Rose Ann also was a member of the YMCA’s Rusty Hinges, American Legion Auxiliary, AAUW, Hospice volunteer, Albert Lea Retired Teachers, Church Women United, St. Theodore’s Resurrection Choir and Meals on Wheels.

She loved music and writing and dancing to the big-band music of the 1940s, on Saturday nights in dance halls across the countryside for 12 cents’ admission. She had her photograph once taken with famed bandleader Woody Herman.

Decades later, approaching her 60s, she wrote a poem for her own obituary:

Earth-bound I will not be

Nor will I travel out to sea.

I have laughed and loved and cried with many

But I wouldn’t trade it for a penny

My hours with you have been all too few

But you will make some friends anew

Alas the Lord has called me home

Never more the Earth to roam

Rose Ann is survived by two daughters: Mary Freitag and her husband Wayne Freitag of Leesburg, Fla., and grandchildren Rick Weigel (Christine) of Albert Lea and Jim Weigel (Shannon) of Owatonna; Teresa and her husband David Nolander of Albert Lea and grandchildren Rachel Nolander Poppel (Kevin Poppel) and great grandchildren Charlotte and Benjamin of Albert Lea, Jordan Nolander and great grandchildren Noah, Willa, Mabel and Poppy of Hudsonville Mich., Evan Nolander (Chloe) of Madison, Wis.; two sons, Jerry Zgoda of St. Paul, and Karl Zgoda and his wife Sharon McGinnis of Lakeville and grandchildren Connor and Ryan McGinnis of Lakeville.

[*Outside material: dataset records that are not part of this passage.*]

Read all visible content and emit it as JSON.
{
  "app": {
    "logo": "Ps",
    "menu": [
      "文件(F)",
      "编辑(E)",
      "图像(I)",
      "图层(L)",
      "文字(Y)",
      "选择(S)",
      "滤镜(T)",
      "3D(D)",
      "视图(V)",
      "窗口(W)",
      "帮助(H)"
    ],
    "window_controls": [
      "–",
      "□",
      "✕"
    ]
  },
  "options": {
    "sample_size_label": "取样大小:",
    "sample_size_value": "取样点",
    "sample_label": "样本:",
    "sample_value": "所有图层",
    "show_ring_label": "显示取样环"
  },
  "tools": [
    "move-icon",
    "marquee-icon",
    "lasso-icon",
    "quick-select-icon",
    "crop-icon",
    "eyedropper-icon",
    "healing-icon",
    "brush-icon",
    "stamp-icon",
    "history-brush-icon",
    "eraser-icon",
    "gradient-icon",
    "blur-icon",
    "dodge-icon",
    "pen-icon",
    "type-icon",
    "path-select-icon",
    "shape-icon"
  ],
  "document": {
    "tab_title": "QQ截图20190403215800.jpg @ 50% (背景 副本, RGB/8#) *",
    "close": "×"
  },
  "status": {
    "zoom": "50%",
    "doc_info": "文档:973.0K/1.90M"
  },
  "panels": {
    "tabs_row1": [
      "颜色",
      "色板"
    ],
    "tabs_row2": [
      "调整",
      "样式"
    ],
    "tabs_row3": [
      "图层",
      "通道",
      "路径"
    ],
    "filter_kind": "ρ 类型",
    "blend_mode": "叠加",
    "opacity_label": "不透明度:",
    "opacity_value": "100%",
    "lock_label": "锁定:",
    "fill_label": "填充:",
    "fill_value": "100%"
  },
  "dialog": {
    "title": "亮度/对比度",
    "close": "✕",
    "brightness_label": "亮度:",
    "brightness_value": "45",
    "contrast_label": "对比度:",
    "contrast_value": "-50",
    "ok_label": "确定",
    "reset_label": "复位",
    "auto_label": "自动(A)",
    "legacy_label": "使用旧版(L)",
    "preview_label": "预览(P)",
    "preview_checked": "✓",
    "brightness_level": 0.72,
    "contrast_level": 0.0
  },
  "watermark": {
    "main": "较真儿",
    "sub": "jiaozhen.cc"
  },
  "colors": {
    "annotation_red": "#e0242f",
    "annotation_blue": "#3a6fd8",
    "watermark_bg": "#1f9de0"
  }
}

She also is survived by siblings Maxine and her husband Victor Feliciano of Charleston, S.C., brother Richard McNary of Louisville, Kentucky and many nieces and nephews.

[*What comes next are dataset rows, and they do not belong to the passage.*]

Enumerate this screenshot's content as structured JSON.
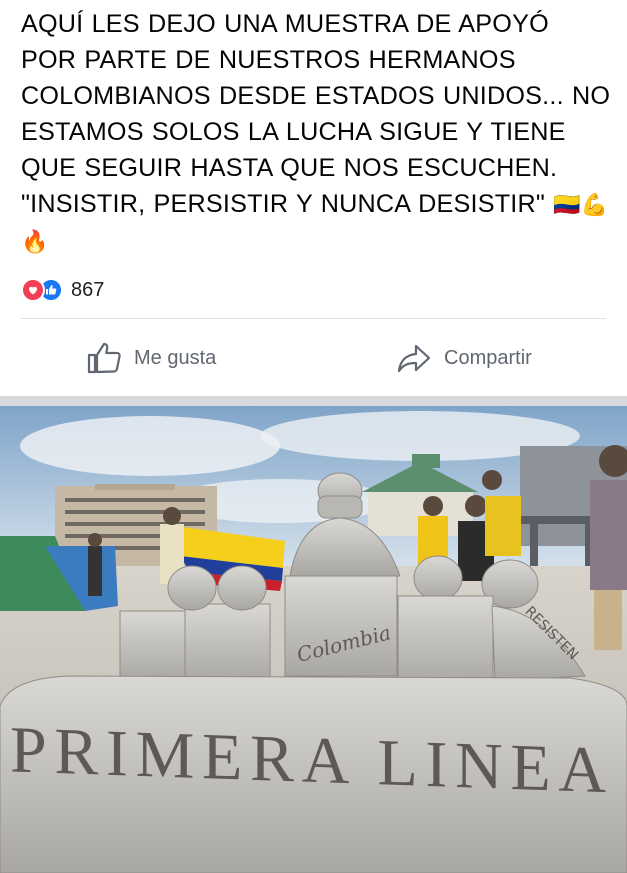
{
  "post": {
    "text": "AQUÍ  LES DEJO UNA MUESTRA DE APOYÓ POR PARTE DE NUESTROS HERMANOS COLOMBIANOS DESDE ESTADOS UNIDOS... NO ESTAMOS SOLOS LA LUCHA SIGUE Y TIENE QUE SEGUIR HASTA QUE NOS ESCUCHEN. \"INSISTIR, PERSISTIR Y NUNCA DESISTIR\"",
    "emojis": "🇨🇴💪🔥"
  },
  "reactions": {
    "icons": [
      "love-icon",
      "like-icon"
    ],
    "count": "867",
    "colors": {
      "love": "#f33e58",
      "like": "#1877f2"
    }
  },
  "actions": {
    "like_label": "Me gusta",
    "share_label": "Compartir"
  },
  "photo": {
    "sculpture_text_main": "PRIMERA LINEA",
    "sculpture_text_tablet": "Colombia",
    "sculpture_text_shield": "RESISTEN"
  }
}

Rose was preceded in death by her husband Carol in 1999, her parents Thomas and Eleanor McNary, son-in-law Richard Weigel, brother Thomas McNary, sisters Ruth McNary, Lorraine Johnson, Mary (Toni) Schouweiler, and Geraldine Roundy; brothers-in-law and sisters-in-law: Donald Schouweiler, Clarence and Julia Zgoda, Art and Dorothy Zgoda, and Michiko McNary.